Kolumnen

Poker ist scheißrigged

Ich weiß nicht mehr, wie oft ich diesen Spruch in der letzten Woche gehört habe. Irgendwann hörte ich auf zu zählen und verschloss meine Ohren. Alle heulen, alle schreien, alle fluchen. Heulsusen, Memmen, Mau-Mau-Spieler, Mädchen. Verschwörungstheorien werden rauf und runter gebetet. Jeder, der verliert, verliert zu unrecht. Scheißverriggtes Scheißspiel aber auch.

Leute, regt euch ab. Oder am besten erst gar nicht auf. Nicht Poker ist rigged, das ganze Leben ist es. Poker generell ist doch schon mal per Definition kein tolles Spiel, vor allem, wenn immer die anderen gewinnen. Und – hier hilft vielleicht eine gesunde Selbstreflektion – wenn man nicht schwimmen kann, ist dann das Wasser Schuld? Oder der Bademeister ?

Ganz ruhig bleiben – Krasse Ergebnisse und Unwahrscheinlichkeiten sind beim Poker wie auch im richtigen Leben total natürlich. Auch beim Lotto übrigens. Und dennoch gibt es fast jede Woche einen neuen, geriggten Lotto-Millionär. Natürlich sind auch das immer die anderen. Mau Mau übrigens ist auch rigged. Ich sitze hinten mit nem Jack, bin schon sicher auf der Siegesstrasse und der Bettnässer vor mir legt ne Acht ab. Ja, also, wenn das nicht fucking rigged ist. Als wenn der russische Fisch beim 0,15 Cent-Turnier seinen Two-Outer auf dem River trifft.

Natürlich gibt es statistische Ausreißer beim Poker. Ein Blom, der anfangs jede Hand gewann oder ein Gartenbach, der meistens im zweiten Level ausscheidet. Natürlich hat der Blom eine signifikantere Edge auf mich, trotzdem hat er auch nur zwei Karten.

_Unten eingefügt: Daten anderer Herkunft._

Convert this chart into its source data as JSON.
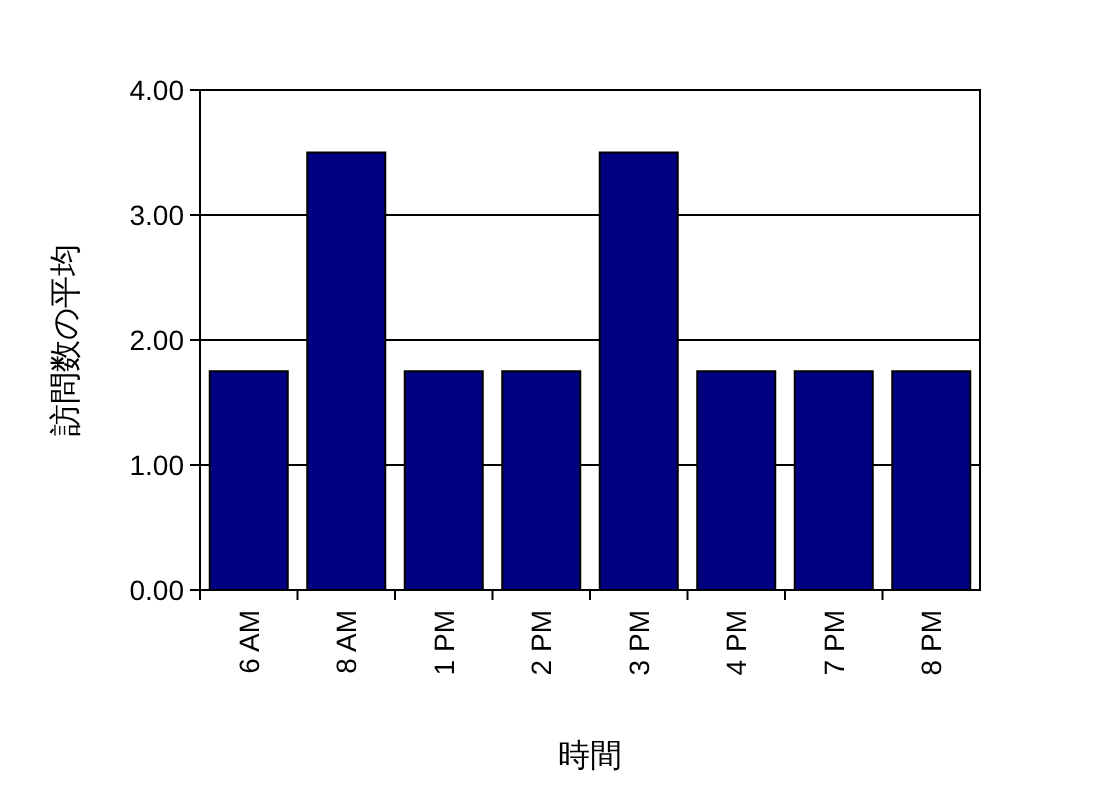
{
  "chart_data": {
    "type": "bar",
    "xlabel": "時間",
    "ylabel": "訪問数の平均",
    "categories": [
      "6 AM",
      "8 AM",
      "1 PM",
      "2 PM",
      "3 PM",
      "4 PM",
      "7 PM",
      "8 PM"
    ],
    "series": [
      {
        "color": "#000080",
        "values": [
          1.75,
          3.5,
          1.75,
          1.75,
          3.5,
          1.75,
          1.75,
          1.75
        ]
      }
    ],
    "ylim": [
      0,
      4
    ],
    "yticks": [
      {
        "value": 0,
        "label": "0.00"
      },
      {
        "value": 1,
        "label": "1.00"
      },
      {
        "value": 2,
        "label": "2.00"
      },
      {
        "value": 3,
        "label": "3.00"
      },
      {
        "value": 4,
        "label": "4.00"
      }
    ],
    "grid": "y"
  }
}
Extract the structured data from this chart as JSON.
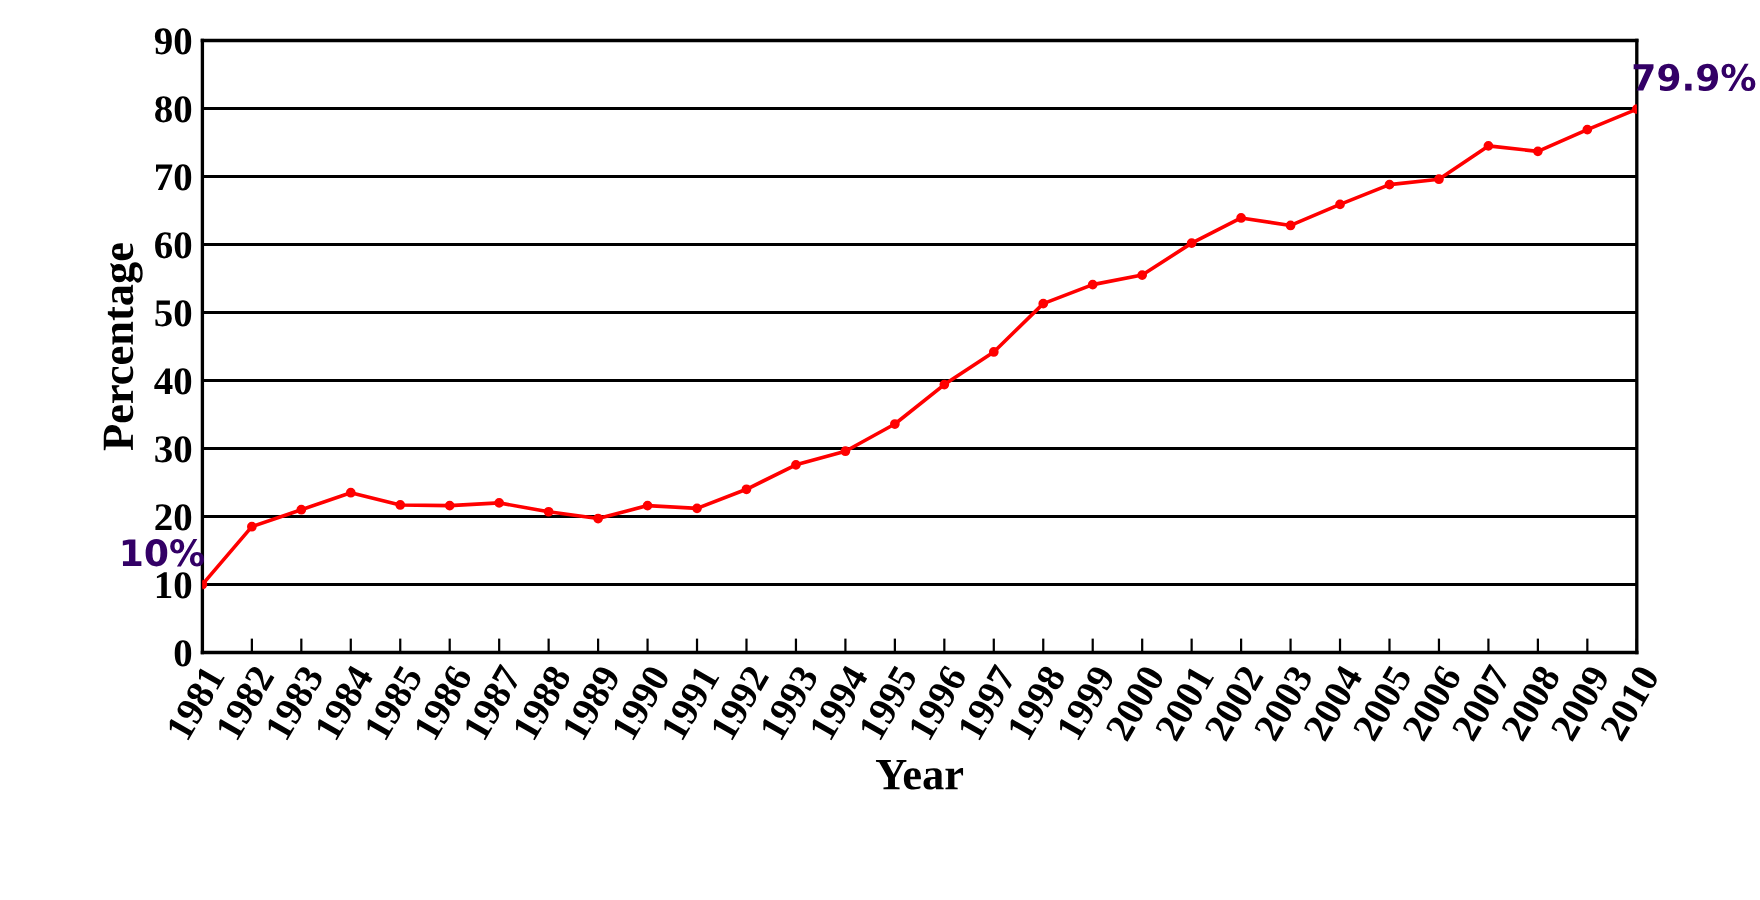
{
  "chart_data": {
    "type": "line",
    "xlabel": "Year",
    "ylabel": "Percentage",
    "categories": [
      "1981",
      "1982",
      "1983",
      "1984",
      "1985",
      "1986",
      "1987",
      "1988",
      "1989",
      "1990",
      "1991",
      "1992",
      "1993",
      "1994",
      "1995",
      "1996",
      "1997",
      "1998",
      "1999",
      "2000",
      "2001",
      "2002",
      "2003",
      "2004",
      "2005",
      "2006",
      "2007",
      "2008",
      "2009",
      "2010"
    ],
    "series": [
      {
        "color": "#ff0000",
        "values": [
          10,
          18.5,
          21,
          23.5,
          21.7,
          21.6,
          22,
          20.7,
          19.7,
          21.6,
          21.2,
          24,
          27.6,
          29.6,
          33.6,
          39.4,
          44.2,
          51.3,
          54.1,
          55.5,
          60.2,
          63.9,
          62.8,
          65.9,
          68.8,
          69.6,
          74.5,
          73.7,
          76.9,
          79.9
        ],
        "value_labels": [
          "10%",
          null,
          null,
          null,
          null,
          null,
          null,
          null,
          null,
          null,
          null,
          null,
          null,
          null,
          null,
          null,
          null,
          null,
          null,
          null,
          null,
          null,
          null,
          null,
          null,
          null,
          null,
          null,
          null,
          "79.9%"
        ]
      }
    ],
    "ylim": [
      0,
      90
    ],
    "yticks": [
      0,
      10,
      20,
      30,
      40,
      50,
      60,
      70,
      80,
      90
    ],
    "grid": "y",
    "marker": "circle",
    "line_style": "solid",
    "legend": false
  }
}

Wobei wir auch schon bei einem anderen meiner Lieblingswörter sind, welche in relativer Unkenntnis von überwiegend engagierten, dennoch eher mittelmäßigen Nerds und Sachpreis-Teilnehmern vorgetragen immer und immer und immer wieder vorgetragen wird – die berühmte Varianz. Für mich bleibt Pik immer Trumpf.  Oder Karo. Je nach Wochentag. Da variiere ich meine Varianz relativ oft. Und ziehe mir so den ein oder anderen Pot. Aber das ist keine rigge Varianz, das ist einfach nur Glück. Aber – machen wir uns nichts vor – die anderen 98 Prozent verlieren wir wegen Unvermögen, Schwächen und wegen Tilt. Voll tilt.
Pokern ist  kein Zauberwald und keine Märchenlandschaft. Keine riggen Feen küssen den Flop, damit Du, ausgerechnet und nur Du, das Nuts-Full-House bekommst. Und Dich selber küsst schon sowie keine Fee. Nicht mal Deine Nachbarin hat Bock auf Dich, weil Du sie ständig mit riggen Verschwörungstheorien nervst. Denn eins ist Dir klar – ohne die dunklen Mächte wärst Du schon lange mehrfacher Bracelet-Gewinner. Das ist klar; aber nur Dir.

Genügt Dir das Leid von gestern noch nicht, vermehre es mit dem Schmerz eines Pokerspiels von heute und der Angst vor dem scheißrigged River von morgen. Poker muss weh tun. Poker muss Schmerzen bereiten, sonst könnten wir auch Untersetzdeckchen häkeln. Der einzige Weg, nie auf die Schnauze zu fallen, ist der, ständig auf dem Bauch zu kriechen. Und das macht auch permanent tilt. Und ist nicht gut für die Region untenrum.

Dieses war ein wissenschaftlich relativ unfundierter Beitrag vom wohl überflüssigsten Pokerkolumnisten aller Zeiten. Ich weiss, ihr habt schon bessere Kolumnen gelesen. Aber nicht von mir.